Michael Palin Biography
Born: May 05, 1943
Date of Birth: May 5, 1943
Born in Sheffield, England, Michael Edward Palin’s earliest memories of wanting to be onstage was at the age of eight or nine, when his mother took him to an end-of-the-pier show where there was a magician who asked for volunteers. Michael shouted “Yes!” and leapt up on stage, where he assisted the magician by handing him various props. Having watched the magician’s assistant do it with flourish, he copied that and put all that he could into his part of the act. It had a profound effect on him, leaving him with the knowledge that he enjoyed performing and could play characters.

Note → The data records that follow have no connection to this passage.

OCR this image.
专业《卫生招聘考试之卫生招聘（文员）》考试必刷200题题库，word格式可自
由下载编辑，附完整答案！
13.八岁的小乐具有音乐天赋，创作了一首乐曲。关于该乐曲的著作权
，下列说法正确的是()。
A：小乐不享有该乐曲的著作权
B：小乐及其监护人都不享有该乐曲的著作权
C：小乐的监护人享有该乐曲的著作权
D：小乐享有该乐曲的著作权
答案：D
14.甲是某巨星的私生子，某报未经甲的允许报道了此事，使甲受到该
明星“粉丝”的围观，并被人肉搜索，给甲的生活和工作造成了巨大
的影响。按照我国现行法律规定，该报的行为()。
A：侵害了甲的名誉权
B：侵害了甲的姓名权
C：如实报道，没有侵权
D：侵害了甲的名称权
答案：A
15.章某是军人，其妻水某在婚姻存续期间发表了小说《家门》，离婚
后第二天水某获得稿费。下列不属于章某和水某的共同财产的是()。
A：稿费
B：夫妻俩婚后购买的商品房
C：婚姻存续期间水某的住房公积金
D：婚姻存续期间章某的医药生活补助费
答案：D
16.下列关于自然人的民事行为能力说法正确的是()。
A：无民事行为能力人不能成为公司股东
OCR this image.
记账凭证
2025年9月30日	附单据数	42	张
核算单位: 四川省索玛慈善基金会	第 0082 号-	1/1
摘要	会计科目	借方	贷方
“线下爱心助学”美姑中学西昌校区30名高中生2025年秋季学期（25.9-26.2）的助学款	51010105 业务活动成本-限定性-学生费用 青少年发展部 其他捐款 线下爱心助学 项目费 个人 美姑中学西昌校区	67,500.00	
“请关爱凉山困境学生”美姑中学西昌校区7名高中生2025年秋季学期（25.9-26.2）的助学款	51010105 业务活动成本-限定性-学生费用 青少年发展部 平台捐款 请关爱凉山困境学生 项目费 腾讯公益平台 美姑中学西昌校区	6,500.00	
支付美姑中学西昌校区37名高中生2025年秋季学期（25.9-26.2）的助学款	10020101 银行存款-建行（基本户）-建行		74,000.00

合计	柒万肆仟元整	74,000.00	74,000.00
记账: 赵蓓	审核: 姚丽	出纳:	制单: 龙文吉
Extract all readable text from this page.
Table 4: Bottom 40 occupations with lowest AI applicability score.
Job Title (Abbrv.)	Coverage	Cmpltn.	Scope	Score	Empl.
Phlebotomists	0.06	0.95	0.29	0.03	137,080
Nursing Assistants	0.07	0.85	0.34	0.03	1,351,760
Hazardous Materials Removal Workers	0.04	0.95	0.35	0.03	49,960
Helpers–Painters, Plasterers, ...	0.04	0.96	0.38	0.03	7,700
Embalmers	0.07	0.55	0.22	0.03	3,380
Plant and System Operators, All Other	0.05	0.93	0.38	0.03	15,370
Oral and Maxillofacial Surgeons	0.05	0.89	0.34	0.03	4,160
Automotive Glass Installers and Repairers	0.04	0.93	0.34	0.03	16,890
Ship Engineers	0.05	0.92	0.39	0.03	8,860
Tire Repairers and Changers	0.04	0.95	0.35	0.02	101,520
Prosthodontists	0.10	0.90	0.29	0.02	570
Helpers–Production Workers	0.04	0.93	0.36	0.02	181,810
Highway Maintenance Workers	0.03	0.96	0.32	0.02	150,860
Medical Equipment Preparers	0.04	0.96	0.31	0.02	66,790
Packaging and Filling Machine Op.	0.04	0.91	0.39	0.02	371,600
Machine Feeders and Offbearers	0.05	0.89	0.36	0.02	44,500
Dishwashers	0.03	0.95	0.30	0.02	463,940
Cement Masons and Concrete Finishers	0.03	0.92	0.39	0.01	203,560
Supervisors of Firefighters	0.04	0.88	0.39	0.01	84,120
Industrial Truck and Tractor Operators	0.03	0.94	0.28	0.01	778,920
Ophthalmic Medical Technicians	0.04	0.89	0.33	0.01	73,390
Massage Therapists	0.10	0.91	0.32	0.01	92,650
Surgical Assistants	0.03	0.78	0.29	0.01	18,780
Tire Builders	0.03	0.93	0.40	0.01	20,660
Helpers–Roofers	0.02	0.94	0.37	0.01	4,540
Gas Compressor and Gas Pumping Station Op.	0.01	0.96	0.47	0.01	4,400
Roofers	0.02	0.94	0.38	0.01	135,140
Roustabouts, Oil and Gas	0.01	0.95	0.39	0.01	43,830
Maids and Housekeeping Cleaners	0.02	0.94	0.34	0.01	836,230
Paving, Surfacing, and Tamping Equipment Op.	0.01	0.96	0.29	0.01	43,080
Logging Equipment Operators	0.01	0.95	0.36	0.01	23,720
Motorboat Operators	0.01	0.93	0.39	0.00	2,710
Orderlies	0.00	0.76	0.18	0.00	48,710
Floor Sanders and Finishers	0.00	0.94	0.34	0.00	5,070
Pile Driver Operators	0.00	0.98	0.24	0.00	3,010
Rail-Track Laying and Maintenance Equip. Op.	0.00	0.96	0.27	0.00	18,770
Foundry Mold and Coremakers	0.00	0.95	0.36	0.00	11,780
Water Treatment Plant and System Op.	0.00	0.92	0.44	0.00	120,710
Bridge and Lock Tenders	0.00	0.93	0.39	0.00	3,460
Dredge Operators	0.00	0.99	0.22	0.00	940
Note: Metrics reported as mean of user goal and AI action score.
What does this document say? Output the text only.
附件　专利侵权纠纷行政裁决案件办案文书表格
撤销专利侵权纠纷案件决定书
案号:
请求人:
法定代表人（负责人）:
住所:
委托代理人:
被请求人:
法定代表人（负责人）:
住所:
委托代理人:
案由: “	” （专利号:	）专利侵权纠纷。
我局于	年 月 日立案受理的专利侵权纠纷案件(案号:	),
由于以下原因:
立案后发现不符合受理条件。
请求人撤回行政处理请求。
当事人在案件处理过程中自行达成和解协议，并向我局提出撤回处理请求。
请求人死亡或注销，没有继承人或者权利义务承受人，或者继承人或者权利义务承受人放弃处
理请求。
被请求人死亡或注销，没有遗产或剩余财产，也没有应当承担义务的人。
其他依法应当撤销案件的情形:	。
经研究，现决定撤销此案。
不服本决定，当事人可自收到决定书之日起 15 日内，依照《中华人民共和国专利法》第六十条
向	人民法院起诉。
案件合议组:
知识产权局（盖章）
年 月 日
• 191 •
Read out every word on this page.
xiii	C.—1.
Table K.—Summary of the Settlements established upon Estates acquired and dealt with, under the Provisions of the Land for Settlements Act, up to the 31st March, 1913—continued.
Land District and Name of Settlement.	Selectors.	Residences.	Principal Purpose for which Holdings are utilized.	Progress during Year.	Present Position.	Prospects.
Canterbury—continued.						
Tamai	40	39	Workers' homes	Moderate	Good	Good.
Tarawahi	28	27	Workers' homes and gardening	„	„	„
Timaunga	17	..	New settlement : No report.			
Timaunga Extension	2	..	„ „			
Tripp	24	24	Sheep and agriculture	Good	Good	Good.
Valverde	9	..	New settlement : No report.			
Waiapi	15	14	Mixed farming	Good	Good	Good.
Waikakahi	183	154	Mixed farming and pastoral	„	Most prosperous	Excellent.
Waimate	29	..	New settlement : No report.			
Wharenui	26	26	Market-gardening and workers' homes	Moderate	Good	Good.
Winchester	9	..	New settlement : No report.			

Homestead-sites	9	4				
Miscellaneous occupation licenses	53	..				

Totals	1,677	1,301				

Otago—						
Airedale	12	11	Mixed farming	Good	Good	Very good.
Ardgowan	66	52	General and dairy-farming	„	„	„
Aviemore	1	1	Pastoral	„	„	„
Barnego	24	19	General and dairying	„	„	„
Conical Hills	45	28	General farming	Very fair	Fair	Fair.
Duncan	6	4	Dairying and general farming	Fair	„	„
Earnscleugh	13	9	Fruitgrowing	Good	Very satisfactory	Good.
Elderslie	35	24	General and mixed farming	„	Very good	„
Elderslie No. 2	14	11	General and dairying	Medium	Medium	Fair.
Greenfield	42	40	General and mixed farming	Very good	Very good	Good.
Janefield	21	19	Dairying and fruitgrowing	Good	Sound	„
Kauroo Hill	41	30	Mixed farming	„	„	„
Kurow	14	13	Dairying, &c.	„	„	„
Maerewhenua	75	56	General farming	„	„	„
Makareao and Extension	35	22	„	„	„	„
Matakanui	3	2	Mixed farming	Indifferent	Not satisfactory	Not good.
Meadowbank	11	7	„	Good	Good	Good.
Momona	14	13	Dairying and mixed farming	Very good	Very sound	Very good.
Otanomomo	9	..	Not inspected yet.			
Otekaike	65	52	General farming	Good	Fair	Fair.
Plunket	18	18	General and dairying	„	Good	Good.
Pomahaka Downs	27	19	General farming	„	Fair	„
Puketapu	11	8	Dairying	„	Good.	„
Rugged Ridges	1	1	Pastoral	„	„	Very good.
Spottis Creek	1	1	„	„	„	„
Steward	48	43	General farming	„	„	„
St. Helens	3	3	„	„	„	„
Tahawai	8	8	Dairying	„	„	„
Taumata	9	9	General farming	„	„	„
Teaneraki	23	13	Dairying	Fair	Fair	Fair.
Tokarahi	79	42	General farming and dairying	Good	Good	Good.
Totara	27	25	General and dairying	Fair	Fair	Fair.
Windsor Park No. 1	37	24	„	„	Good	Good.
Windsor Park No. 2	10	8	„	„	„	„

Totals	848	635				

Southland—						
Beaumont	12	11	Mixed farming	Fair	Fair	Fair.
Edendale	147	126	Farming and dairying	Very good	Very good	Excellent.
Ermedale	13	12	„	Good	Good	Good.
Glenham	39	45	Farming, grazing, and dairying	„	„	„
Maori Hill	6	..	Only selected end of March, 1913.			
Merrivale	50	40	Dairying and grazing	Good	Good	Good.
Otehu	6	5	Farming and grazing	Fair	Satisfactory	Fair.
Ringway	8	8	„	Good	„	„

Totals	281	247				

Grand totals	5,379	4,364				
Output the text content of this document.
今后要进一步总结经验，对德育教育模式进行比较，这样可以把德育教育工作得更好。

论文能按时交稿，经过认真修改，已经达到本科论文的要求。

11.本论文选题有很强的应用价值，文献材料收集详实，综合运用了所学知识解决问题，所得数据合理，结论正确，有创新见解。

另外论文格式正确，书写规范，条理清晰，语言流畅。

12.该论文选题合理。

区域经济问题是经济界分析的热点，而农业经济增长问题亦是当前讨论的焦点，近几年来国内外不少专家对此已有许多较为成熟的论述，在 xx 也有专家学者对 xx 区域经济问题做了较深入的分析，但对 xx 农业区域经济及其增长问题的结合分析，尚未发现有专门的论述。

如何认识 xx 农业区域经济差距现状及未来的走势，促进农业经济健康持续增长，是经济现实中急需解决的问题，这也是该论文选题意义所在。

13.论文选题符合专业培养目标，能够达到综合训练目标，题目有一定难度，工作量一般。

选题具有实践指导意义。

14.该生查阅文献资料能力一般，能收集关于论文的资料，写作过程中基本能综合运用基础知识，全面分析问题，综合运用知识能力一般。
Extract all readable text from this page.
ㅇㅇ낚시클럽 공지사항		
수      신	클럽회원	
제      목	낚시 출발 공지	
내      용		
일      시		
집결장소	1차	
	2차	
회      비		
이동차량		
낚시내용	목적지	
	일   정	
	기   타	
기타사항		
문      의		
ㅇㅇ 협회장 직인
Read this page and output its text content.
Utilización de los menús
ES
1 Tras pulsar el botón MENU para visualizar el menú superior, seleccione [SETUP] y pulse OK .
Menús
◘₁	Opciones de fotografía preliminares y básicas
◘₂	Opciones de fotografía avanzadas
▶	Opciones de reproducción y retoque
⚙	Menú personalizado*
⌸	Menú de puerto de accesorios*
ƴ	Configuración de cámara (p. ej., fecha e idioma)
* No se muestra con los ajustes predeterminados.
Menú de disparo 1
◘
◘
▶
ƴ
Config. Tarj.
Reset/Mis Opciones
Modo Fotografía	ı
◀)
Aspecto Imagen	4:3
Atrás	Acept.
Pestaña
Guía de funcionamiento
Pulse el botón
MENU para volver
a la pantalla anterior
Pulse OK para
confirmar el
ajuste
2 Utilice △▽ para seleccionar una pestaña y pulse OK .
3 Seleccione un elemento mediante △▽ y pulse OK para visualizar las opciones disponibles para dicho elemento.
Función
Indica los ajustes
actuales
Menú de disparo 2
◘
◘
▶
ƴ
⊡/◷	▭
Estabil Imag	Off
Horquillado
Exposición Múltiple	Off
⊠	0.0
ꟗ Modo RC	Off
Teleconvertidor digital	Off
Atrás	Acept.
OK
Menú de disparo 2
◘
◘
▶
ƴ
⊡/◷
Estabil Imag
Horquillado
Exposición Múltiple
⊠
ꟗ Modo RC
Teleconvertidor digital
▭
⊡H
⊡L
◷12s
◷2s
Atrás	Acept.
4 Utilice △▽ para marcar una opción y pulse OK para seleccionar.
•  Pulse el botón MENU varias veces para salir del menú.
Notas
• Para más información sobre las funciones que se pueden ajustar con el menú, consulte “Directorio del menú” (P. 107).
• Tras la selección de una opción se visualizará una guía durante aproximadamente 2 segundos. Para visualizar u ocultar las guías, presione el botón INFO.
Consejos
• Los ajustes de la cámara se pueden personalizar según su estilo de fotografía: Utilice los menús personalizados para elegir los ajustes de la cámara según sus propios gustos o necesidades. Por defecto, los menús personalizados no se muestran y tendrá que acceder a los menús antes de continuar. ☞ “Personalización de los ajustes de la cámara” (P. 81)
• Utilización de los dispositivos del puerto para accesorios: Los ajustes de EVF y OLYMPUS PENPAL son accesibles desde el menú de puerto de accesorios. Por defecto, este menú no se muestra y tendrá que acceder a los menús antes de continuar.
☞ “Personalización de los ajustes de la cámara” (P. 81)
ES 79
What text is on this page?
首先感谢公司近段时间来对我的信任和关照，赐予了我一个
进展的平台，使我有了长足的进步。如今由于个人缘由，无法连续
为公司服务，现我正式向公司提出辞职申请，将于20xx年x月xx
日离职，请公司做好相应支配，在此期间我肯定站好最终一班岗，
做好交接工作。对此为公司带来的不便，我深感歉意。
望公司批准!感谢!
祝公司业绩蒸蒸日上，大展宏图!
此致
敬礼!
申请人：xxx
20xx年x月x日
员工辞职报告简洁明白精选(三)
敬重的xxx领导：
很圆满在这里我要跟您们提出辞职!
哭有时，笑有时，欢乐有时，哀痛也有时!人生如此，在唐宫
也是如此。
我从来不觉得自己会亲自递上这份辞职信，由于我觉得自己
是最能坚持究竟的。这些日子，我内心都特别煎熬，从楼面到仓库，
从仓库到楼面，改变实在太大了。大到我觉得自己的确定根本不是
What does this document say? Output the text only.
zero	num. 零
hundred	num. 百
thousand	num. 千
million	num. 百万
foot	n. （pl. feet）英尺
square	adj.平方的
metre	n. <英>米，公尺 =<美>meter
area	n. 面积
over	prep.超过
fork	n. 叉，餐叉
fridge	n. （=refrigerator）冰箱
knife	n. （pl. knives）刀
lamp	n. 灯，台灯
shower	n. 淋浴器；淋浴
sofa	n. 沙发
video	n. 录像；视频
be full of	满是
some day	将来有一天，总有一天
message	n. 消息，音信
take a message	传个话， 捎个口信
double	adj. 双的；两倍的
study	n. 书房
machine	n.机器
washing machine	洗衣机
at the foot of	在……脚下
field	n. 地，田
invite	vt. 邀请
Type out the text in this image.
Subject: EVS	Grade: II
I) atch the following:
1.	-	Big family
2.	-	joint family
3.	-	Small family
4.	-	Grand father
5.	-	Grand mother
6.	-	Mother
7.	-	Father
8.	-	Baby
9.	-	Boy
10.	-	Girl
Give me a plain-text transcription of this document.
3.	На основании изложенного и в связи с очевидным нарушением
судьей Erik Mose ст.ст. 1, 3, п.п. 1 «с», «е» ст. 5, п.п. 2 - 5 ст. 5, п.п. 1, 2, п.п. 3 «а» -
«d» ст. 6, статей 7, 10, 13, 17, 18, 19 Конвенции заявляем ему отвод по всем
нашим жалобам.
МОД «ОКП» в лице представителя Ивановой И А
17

Michael continued to perform throughout his school days. At Brasenose College, Oxford, where he studied modern history, his comedy monologues attracted the attention of his future writing partner, Terry Jones. Together, Palin and Jones wrote for television shows such as The Ken Dodd Show, The Illustrated Weekly Hudd and The Frost Report, where they met Graham Chapman, Eric Idle, and John Cleese. The rest is comedy history. Palin, Chapman, Idle, Cleese, Jones and American-born British filmmaker Terry Gilliam would later form the English sketch comedy troupe, Monty Python.
In addition to Monty Python’s original television series, Monty Python’s Flying Circus, and films such as Monty Python and the Holy Grail and Monty Python and the Life of Brian, Michael went on to appear in several other films, including The Missionary (produced by George Harrison) and A Fish Called Wanda, playing a character (based on his father) who stammered.
For his role, Michael received the 1989 BAFTA Award for Best Actor in a Supporting Role and the Michael Palin Centre For Stammering Children, which opened in 1993, was named in his honor. He would go on to receive various BAFTA honors in 2005, 2009, and 2013.
However, Michael’s contributions to comedy are equaled only by his prolific work as an accomplished travel writer and globetrotting documentarian of travelogues. Between 1988 and 2012, he presented eight TV travel series for the BBC, starting with Around The World in Eighty Days.
In addition to his work as a novelist, playwright, children’s author, and personal diarist, he has also published a series of travel books to accompany his television series.
In 2000, Michael became a member of the Order of the British Empire, and in 2009, he was elected President of the Royal Geographical Society for a term of three years.
In September and October 2014, he performed his first-ever one-man stage show, Michael Palin: Travelling To Work. More recently, he played Vyacheslav Molotov in the dark comedy The Death of Stalin (2018), alongside Steve Buscemi.
Michael has been married to Helen Gibbons since April 16, 1966. They have three grown children together — Thomas , William and Rachel.